BATTLE DROID Theed Hangar
Episode I Theed Hangar Motorized Playset
Item No.: Asst. 84055 No. 84713
Includes: Gun, backpack, playset with firing missiles, boxes, Qui-Gon figure
Action Feature: Magnet in middle, falls apart
Availability: May 1999
Appearances: The Phantom Menace
Bio: A battle droid or killer droid was any droid designed for combat. Many of the best known battle droids were those used by the Confederacy of Independent Systems during the Clone Wars. By the time of the Battle of Yavin, however, battle droids were extremely rare, most likely due to the Clone Wars, or because the Empire didn't want an army that could be easily built and used against it. (Stolen from Wookieepedia.)
Image: Adam Pawlus' floor.
Commentary: Since 1999, Hasbro has taken a sort of newfound approach to army builders. It may be somewhat difficult to buy your favorite by the dozen, but Hasbro made so many different Battle Droid figures that, by buying one of each, you could put together a pretty significant army. Five carded Battle Droids were sold in 1999, two more were sold with playsets, and another came with a vehicle-- and, again, that's just in one year. Because of that level of variety, it's fairly easy to laud the good figures and tout how wonderful they are while not being that upset that this particular Battle Droid has a number of shortcomings. The coolest thing about it is that it has a magnet in his torso, and can be "sliced" in half by flicking it. Later droids would also incorporate this feature, but this one is unique in that his limbs don't move. You can see his head spin, but other than that? No movement. You can put a gun in his hand, though, or take off his backpack. The sculpt is pretty good, the deco is unremarkable, and honestly, if you're just looking to get the best figures, this isn't it.
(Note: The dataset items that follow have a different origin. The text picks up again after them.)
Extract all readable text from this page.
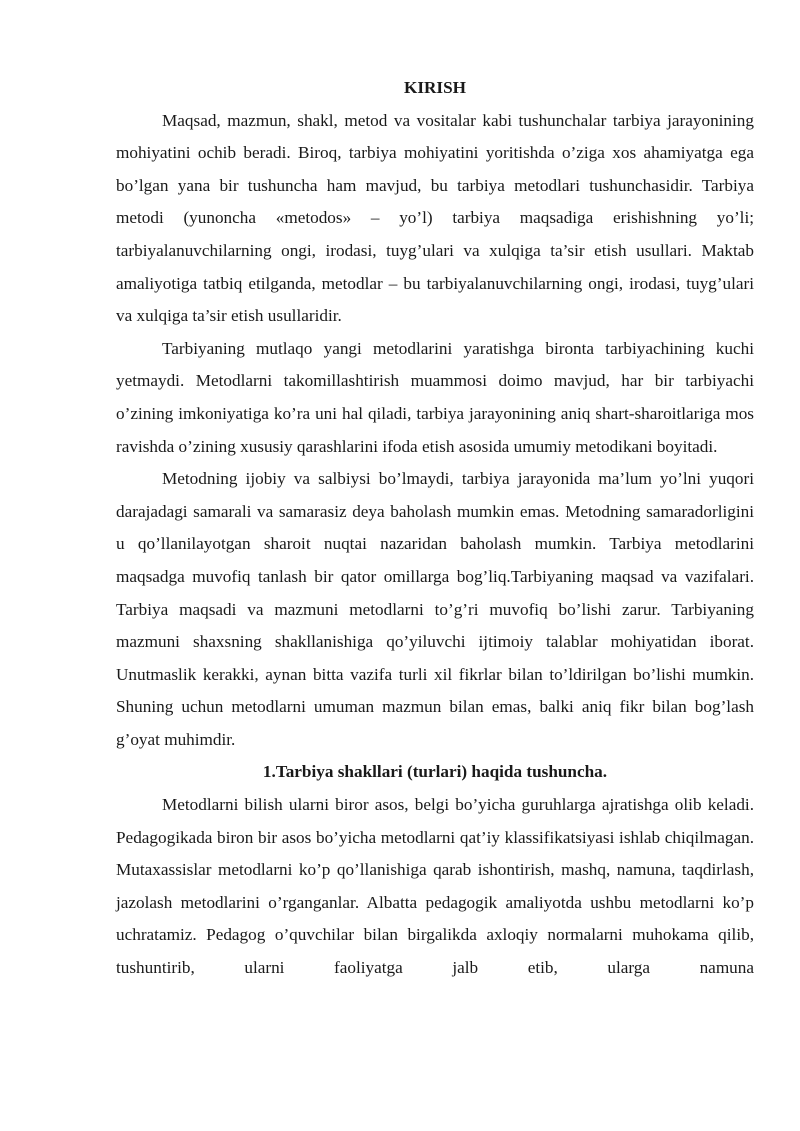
KIRISH

Maqsad, mazmun, shakl, metod va vositalar kabi tushunchalar tarbiya jarayonining mohiyatini ochib beradi. Biroq, tarbiya mohiyatini yoritishda o’ziga xos ahamiyatga ega bo’lgan yana bir tushuncha ham mavjud, bu tarbiya metodlari tushunchasidir. Tarbiya metodi (yunoncha «metodos» – yo’l) tarbiya maqsadiga erishishning yo’li; tarbiyalanuvchilarning ongi, irodasi, tuyg’ulari va xulqiga ta’sir etish usullari. Maktab amaliyotiga tatbiq etilganda, metodlar – bu tarbiyalanuvchilarning ongi, irodasi, tuyg’ulari va xulqiga ta’sir etish usullaridir.

Tarbiyaning mutlaqo yangi metodlarini yaratishga bironta tarbiyachining kuchi yetmaydi. Metodlarni takomillashtirish muammosi doimo mavjud, har bir tarbiyachi o’zining imkoniyatiga ko’ra uni hal qiladi, tarbiya jarayonining aniq shart-sharoitlariga mos ravishda o’zining xususiy qarashlarini ifoda etish asosida umumiy metodikani boyitadi.

Metodning ijobiy va salbiysi bo’lmaydi, tarbiya jarayonida ma’lum yo’lni yuqori darajadagi samarali va samarasiz deya baholash mumkin emas. Metodning samaradorligini u qo’llanilayotgan sharoit nuqtai nazaridan baholash mumkin. Tarbiya metodlarini maqsadga muvofiq tanlash bir qator omillarga bog’liq.Tarbiyaning maqsad va vazifalari. Tarbiya maqsadi va mazmuni metodlarni to’g’ri muvofiq bo’lishi zarur. Tarbiyaning mazmuni shaxsning shakllanishiga qo’yiluvchi ijtimoiy talablar mohiyatidan iborat. Unutmaslik kerakki, aynan bitta vazifa turli xil fikrlar bilan to’ldirilgan bo’lishi mumkin. Shuning uchun metodlarni umuman mazmun bilan emas, balki aniq fikr bilan bog’lash g’oyat muhimdir.

1.Tarbiya shakllari (turlari) haqida tushuncha.

Metodlarni bilish ularni biror asos, belgi bo’yicha guruhlarga ajratishga olib keladi. Pedagogikada biron bir asos bo’yicha metodlarni qat’iy klassifikatsiyasi ishlab chiqilmagan. Mutaxassislar metodlarni ko’p qo’llanishiga qarab ishontirish, mashq, namuna, taqdirlash, jazolash metodlarini o’rganganlar. Albatta pedagogik amaliyotda ushbu metodlarni ko’p uchratamiz. Pedagog o’quvchilar bilan birgalikda axloqiy normalarni muhokama qilib, tushuntirib, ularni faoliyatga jalb etib, ularga namuna
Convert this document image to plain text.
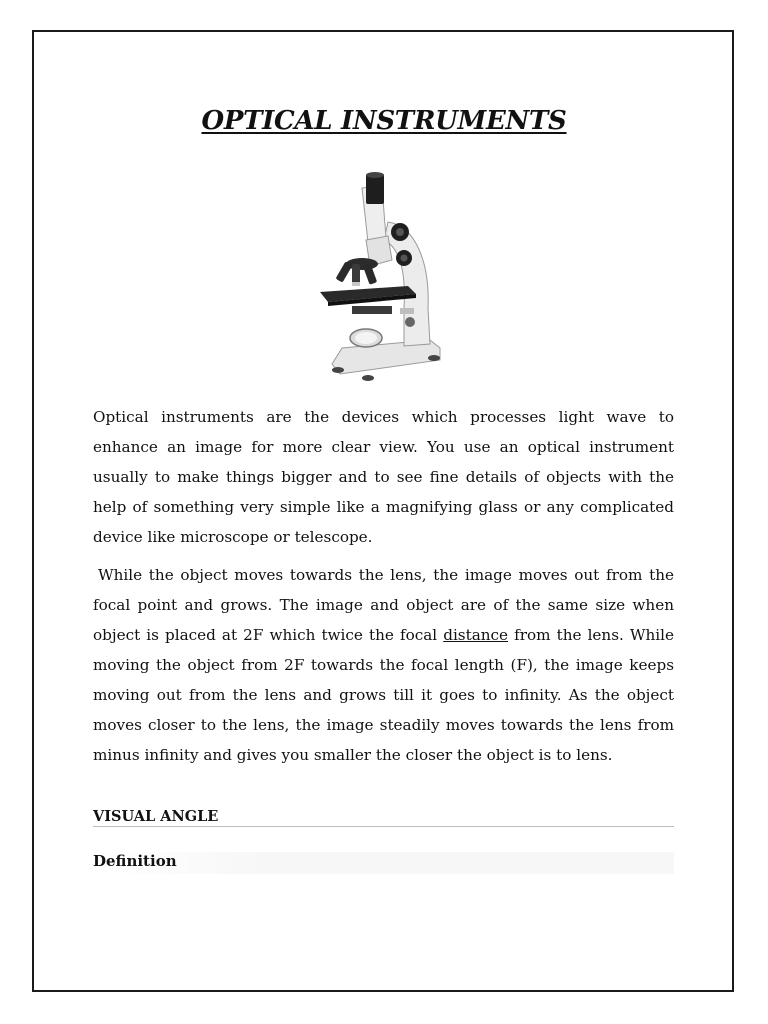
OPTICAL INSTRUMENTS

Optical instruments are the devices which processes light wave to enhance an image for more clear view. You use an optical instrument usually to make things bigger and to see fine details of objects with the help of something very simple like a magnifying glass or any complicated device like microscope or telescope.

While the object moves towards the lens, the image moves out from the focal point and grows. The image and object are of the same size when object is placed at 2F which twice the focal distance from the lens. While moving the object from 2F towards the focal length (F), the image keeps moving out from the lens and grows till it goes to infinity. As the object moves closer to the lens, the image steadily moves towards the lens from minus infinity and gives you smaller the closer the object is to lens.

VISUAL ANGLE
Definition
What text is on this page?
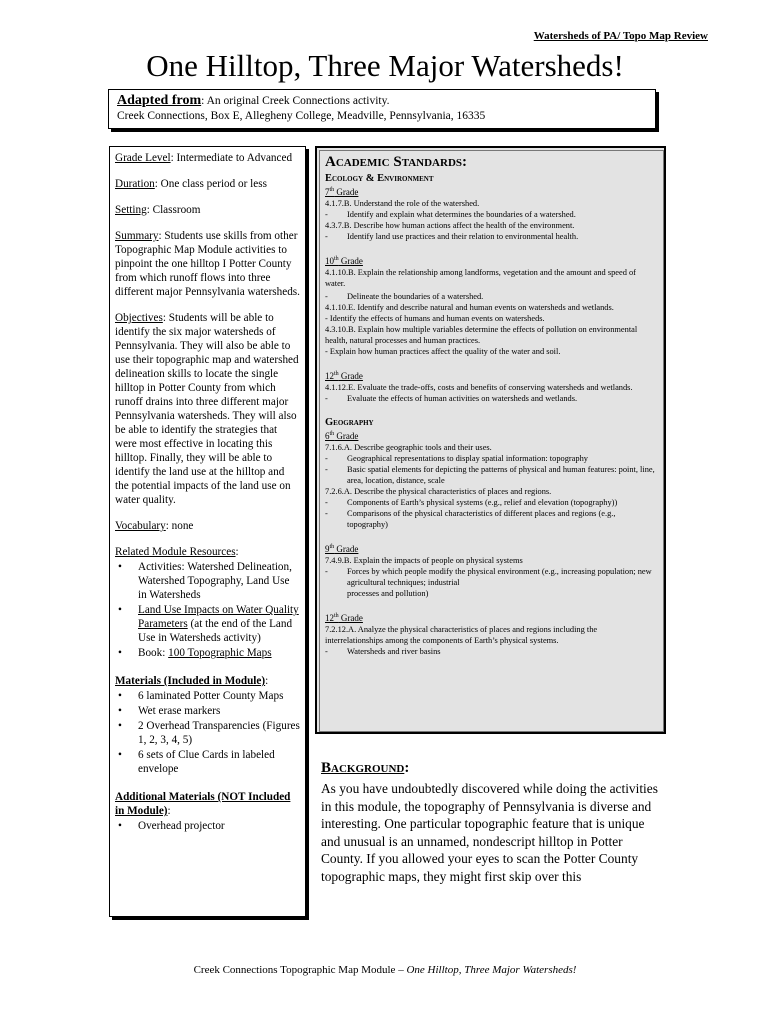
Watersheds of PA/ Topo Map Review
One Hilltop, Three Major Watersheds!
Adapted from: An original Creek Connections activity.
Creek Connections, Box E, Allegheny College, Meadville, Pennsylvania, 16335

Grade Level: Intermediate to Advanced

Duration: One class period or less

Setting: Classroom

Summary: Students use skills from other Topographic Map Module activities to pinpoint the one hilltop I Potter County from which runoff flows into three different major Pennsylvania watersheds.

Objectives: Students will be able to identify the six major watersheds of Pennsylvania. They will also be able to use their topographic map and watershed delineation skills to locate the single hilltop in Potter County from which runoff drains into three different major Pennsylvania watersheds. They will also be able to identify the strategies that were most effective in locating this hilltop. Finally, they will be able to identify the land use at the hilltop and the potential impacts of the land use on water quality.

Vocabulary: none

Related Module Resources:
• Activities: Watershed Delineation, Watershed Topography, Land Use in Watersheds
• Land Use Impacts on Water Quality Parameters (at the end of the Land Use in Watersheds activity)
• Book: 100 Topographic Maps
Materials (Included in Module):
• 6 laminated Potter County Maps
• Wet erase markers
• 2 Overhead Transparencies (Figures 1, 2, 3, 4, 5)
• 6 sets of Clue Cards in labeled envelope
Additional Materials (NOT Included in Module):
• Overhead projector
Academic Standards:
Ecology & Environment
7th Grade
4.1.7.B. Understand the role of the watershed.
- Identify and explain what determines the boundaries of a watershed.
4.3.7.B. Describe how human actions affect the health of the environment.
- Identify land use practices and their relation to environmental health.
10th Grade
4.1.10.B. Explain the relationship among landforms, vegetation and the amount and speed of water.
- Delineate the boundaries of a watershed.
4.1.10.E. Identify and describe natural and human events on watersheds and wetlands.
- Identify the effects of humans and human events on watersheds.
4.3.10.B. Explain how multiple variables determine the effects of pollution on environmental health, natural processes and human practices.
- Explain how human practices affect the quality of the water and soil.
12th Grade
4.1.12.E. Evaluate the trade-offs, costs and benefits of conserving watersheds and wetlands.
- Evaluate the effects of human activities on watersheds and wetlands.
Geography
6th Grade
7.1.6.A. Describe geographic tools and their uses.
- Geographical representations to display spatial information: topography
- Basic spatial elements for depicting the patterns of physical and human features: point, line, area, location, distance, scale
7.2.6.A. Describe the physical characteristics of places and regions.
- Components of Earth’s physical systems (e.g., relief and elevation (topography))
- Comparisons of the physical characteristics of different places and regions (e.g., topography)
9th Grade
7.4.9.B. Explain the impacts of people on physical systems
- Forces by which people modify the physical environment (e.g., increasing population; new agricultural techniques; industrial
processes and pollution)
12th Grade
7.2.12.A. Analyze the physical characteristics of places and regions including the interrelationships among the components of Earth’s physical systems.
- Watersheds and river basins
Background:
As you have undoubtedly discovered while doing the activities in this module, the topography of Pennsylvania is diverse and interesting. One particular topographic feature that is unique and unusual is an unnamed, nondescript hilltop in Potter County. If you allowed your eyes to scan the Potter County topographic maps, they might first skip over this
Creek Connections Topographic Map Module – One Hilltop, Three Major Watersheds!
As a playset pack-in, it certainly isn't terrible, and as an army builder, it may be a good one. If you can get tons of these for a couple of bucks and all you want are droids to stand around, it's perfect. If you want figures with anything remotely resembling articulation of a normal figure, though, run (don't walk) away from this one. I'm happy I have it because it's neat enough, but it's beyond unremarkable.
Collector's Notes: One particularly interesting note about this figure's availability is that (like a lot of mail-in figures in the vintage line) it could be purchased on the collector's market, sealed in a little package, without the playset. A few toy magazines and toy dealers secured large amounts of these and sold them by the dozen. They're a little less common today, but you still might stumble across them from time to time.